Paulson, the North Dakota farmer, said she still has some symptoms, but the fatigue and mental confusion have disappeared since she received her second injection on March 18. She added that she is grateful to be well, especially since so many others died from the disease. .

“There are always things that put your life in perspective and take you back a bit,” said Paulson, who also works for a Massachusetts-based biotech company.

Clinical trials

While the reports of relief from prolonged Covid symptoms might be good news, they are still only anecdotal, said Dr.
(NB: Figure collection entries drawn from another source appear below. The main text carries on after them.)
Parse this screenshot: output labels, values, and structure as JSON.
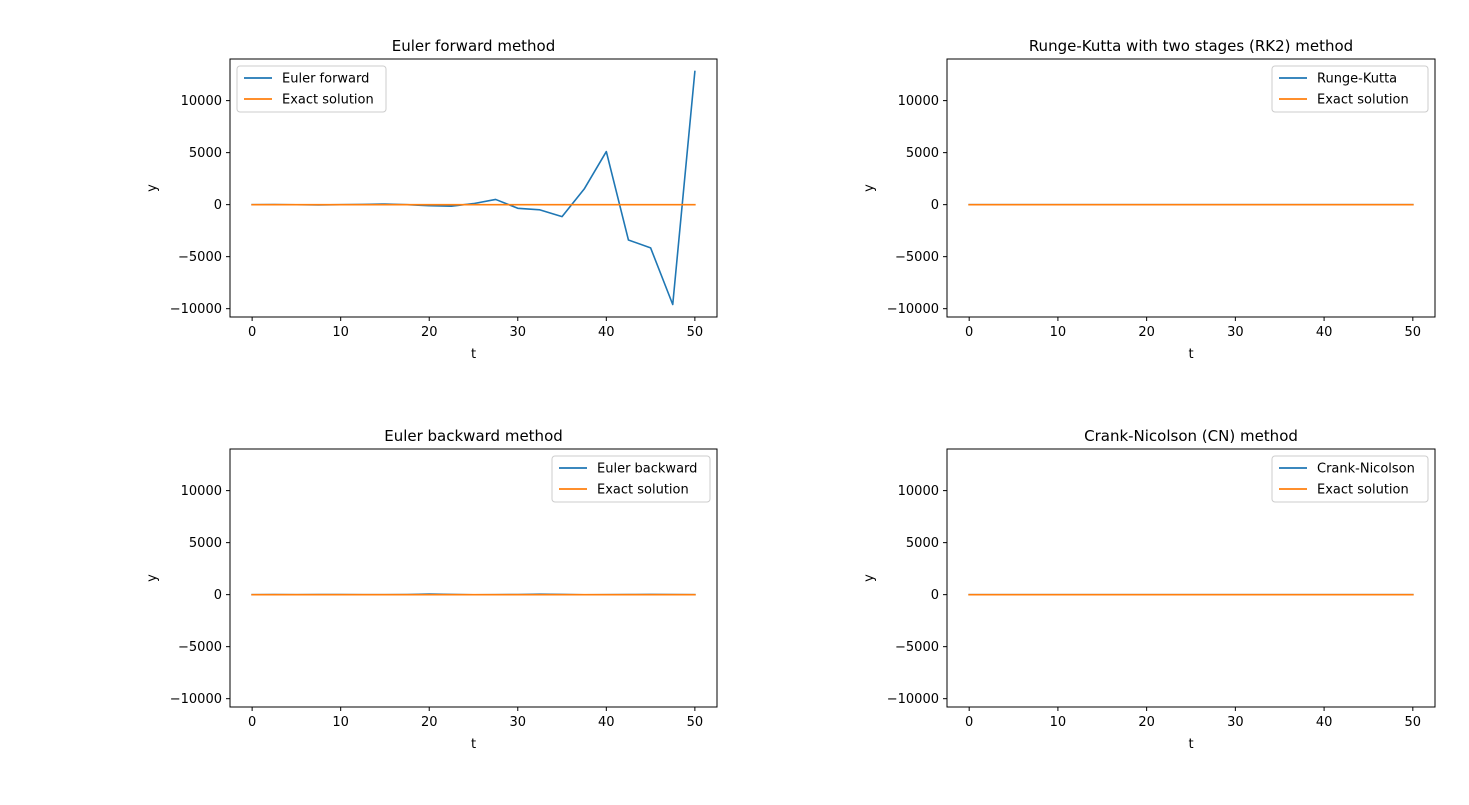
{
  "figure": {
    "background": "#ffffff",
    "colors": {
      "series1": "#1f77b4",
      "series2": "#ff7f0e",
      "axis": "#000000",
      "legend_border": "#cccccc"
    }
  },
  "chart_data": [
    {
      "type": "line",
      "title": "Euler forward method",
      "xlabel": "t",
      "ylabel": "y",
      "xlim": [
        -2.5,
        52.5
      ],
      "ylim": [
        -10800,
        14000
      ],
      "xticks": [
        0,
        10,
        20,
        30,
        40,
        50
      ],
      "yticks": [
        -10000,
        -5000,
        0,
        5000,
        10000
      ],
      "xtick_labels": [
        "0",
        "10",
        "20",
        "30",
        "40",
        "50"
      ],
      "ytick_labels": [
        "−10000",
        "−5000",
        "0",
        "5000",
        "10000"
      ],
      "grid": false,
      "legend_position": "upper left",
      "series": [
        {
          "name": "Euler forward",
          "color": "#1f77b4",
          "x": [
            0,
            2.5,
            5,
            7.5,
            10,
            12.5,
            15,
            17.5,
            20,
            22.5,
            25,
            27.5,
            30,
            32.5,
            35,
            37.5,
            40,
            42.5,
            45,
            47.5,
            50
          ],
          "y": [
            0,
            10,
            -10,
            -30,
            0,
            20,
            60,
            0,
            -100,
            -150,
            100,
            500,
            -350,
            -500,
            -1150,
            1500,
            5100,
            -3400,
            -4150,
            -9600,
            12800
          ]
        },
        {
          "name": "Exact solution",
          "color": "#ff7f0e",
          "x": [
            0,
            50
          ],
          "y": [
            0,
            0
          ]
        }
      ]
    },
    {
      "type": "line",
      "title": "Runge-Kutta with two stages (RK2) method",
      "xlabel": "t",
      "ylabel": "y",
      "xlim": [
        -2.5,
        52.5
      ],
      "ylim": [
        -10800,
        14000
      ],
      "xticks": [
        0,
        10,
        20,
        30,
        40,
        50
      ],
      "yticks": [
        -10000,
        -5000,
        0,
        5000,
        10000
      ],
      "xtick_labels": [
        "0",
        "10",
        "20",
        "30",
        "40",
        "50"
      ],
      "ytick_labels": [
        "−10000",
        "−5000",
        "0",
        "5000",
        "10000"
      ],
      "grid": false,
      "legend_position": "upper right",
      "series": [
        {
          "name": "Runge-Kutta",
          "color": "#1f77b4",
          "x": [
            0,
            5,
            10,
            15,
            20,
            25,
            30,
            35,
            40,
            45,
            50
          ],
          "y": [
            0,
            0,
            0,
            0,
            0,
            0,
            0,
            0,
            0,
            0,
            0
          ]
        },
        {
          "name": "Exact solution",
          "color": "#ff7f0e",
          "x": [
            0,
            50
          ],
          "y": [
            0,
            0
          ]
        }
      ]
    },
    {
      "type": "line",
      "title": "Euler backward method",
      "xlabel": "t",
      "ylabel": "y",
      "xlim": [
        -2.5,
        52.5
      ],
      "ylim": [
        -10800,
        14000
      ],
      "xticks": [
        0,
        10,
        20,
        30,
        40,
        50
      ],
      "yticks": [
        -10000,
        -5000,
        0,
        5000,
        10000
      ],
      "xtick_labels": [
        "0",
        "10",
        "20",
        "30",
        "40",
        "50"
      ],
      "ytick_labels": [
        "−10000",
        "−5000",
        "0",
        "5000",
        "10000"
      ],
      "grid": false,
      "legend_position": "upper right",
      "series": [
        {
          "name": "Euler backward",
          "color": "#1f77b4",
          "x": [
            0,
            2.5,
            5,
            7.5,
            10,
            12.5,
            15,
            17.5,
            20,
            22.5,
            25,
            27.5,
            30,
            32.5,
            35,
            37.5,
            40,
            42.5,
            45,
            47.5,
            50
          ],
          "y": [
            0,
            5,
            0,
            10,
            5,
            -5,
            0,
            10,
            60,
            20,
            -10,
            0,
            10,
            40,
            20,
            -10,
            0,
            5,
            20,
            10,
            0
          ]
        },
        {
          "name": "Exact solution",
          "color": "#ff7f0e",
          "x": [
            0,
            50
          ],
          "y": [
            0,
            0
          ]
        }
      ]
    },
    {
      "type": "line",
      "title": "Crank-Nicolson (CN) method",
      "xlabel": "t",
      "ylabel": "y",
      "xlim": [
        -2.5,
        52.5
      ],
      "ylim": [
        -10800,
        14000
      ],
      "xticks": [
        0,
        10,
        20,
        30,
        40,
        50
      ],
      "yticks": [
        -10000,
        -5000,
        0,
        5000,
        10000
      ],
      "xtick_labels": [
        "0",
        "10",
        "20",
        "30",
        "40",
        "50"
      ],
      "ytick_labels": [
        "−10000",
        "−5000",
        "0",
        "5000",
        "10000"
      ],
      "grid": false,
      "legend_position": "upper right",
      "series": [
        {
          "name": "Crank-Nicolson",
          "color": "#1f77b4",
          "x": [
            0,
            5,
            10,
            15,
            20,
            25,
            30,
            35,
            40,
            45,
            50
          ],
          "y": [
            0,
            0,
            0,
            0,
            0,
            0,
            0,
            0,
            0,
            0,
            0
          ]
        },
        {
          "name": "Exact solution",
          "color": "#ff7f0e",
          "x": [
            0,
            50
          ],
          "y": [
            0,
            0
          ]
        }
      ]
    }
  ]
}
Paul Offit, a voting member of the FDA’s Advisory Committee on Vaccines and Related Biologics.

A formal test still needs to be conducted to determine if the vaccines are really helping, he said.

Isaac Bogoch, an infectious disease specialist at the University of Toronto, said he is skeptical but “open-minded.”

“This is a question that can be answered and I hope we have decent data that can confirm or refute this,” Bogoch said. “Otherwise it’s just a bunch of collective anecdotes.”

Iwasaki told CNBC that he plans to conduct a study, in collaboration with Survivor Corps, analyzing blood samples from Covid patients for a long time before and after getting vaccinated. She said she hopes they can explain the relief some patients experience after vaccination.

The study is still in the planning stages, he said, adding that “we are working very hard to get it up and running.”

“I have received numerous emails and direct messages on Twitter about patient experiences … and I hear every day from people who feel better after receiving the vaccine,” he said. “From my point of view, it seems encouraging.”

– CNBC’s Noah Higgins-Dunn contributed to this report.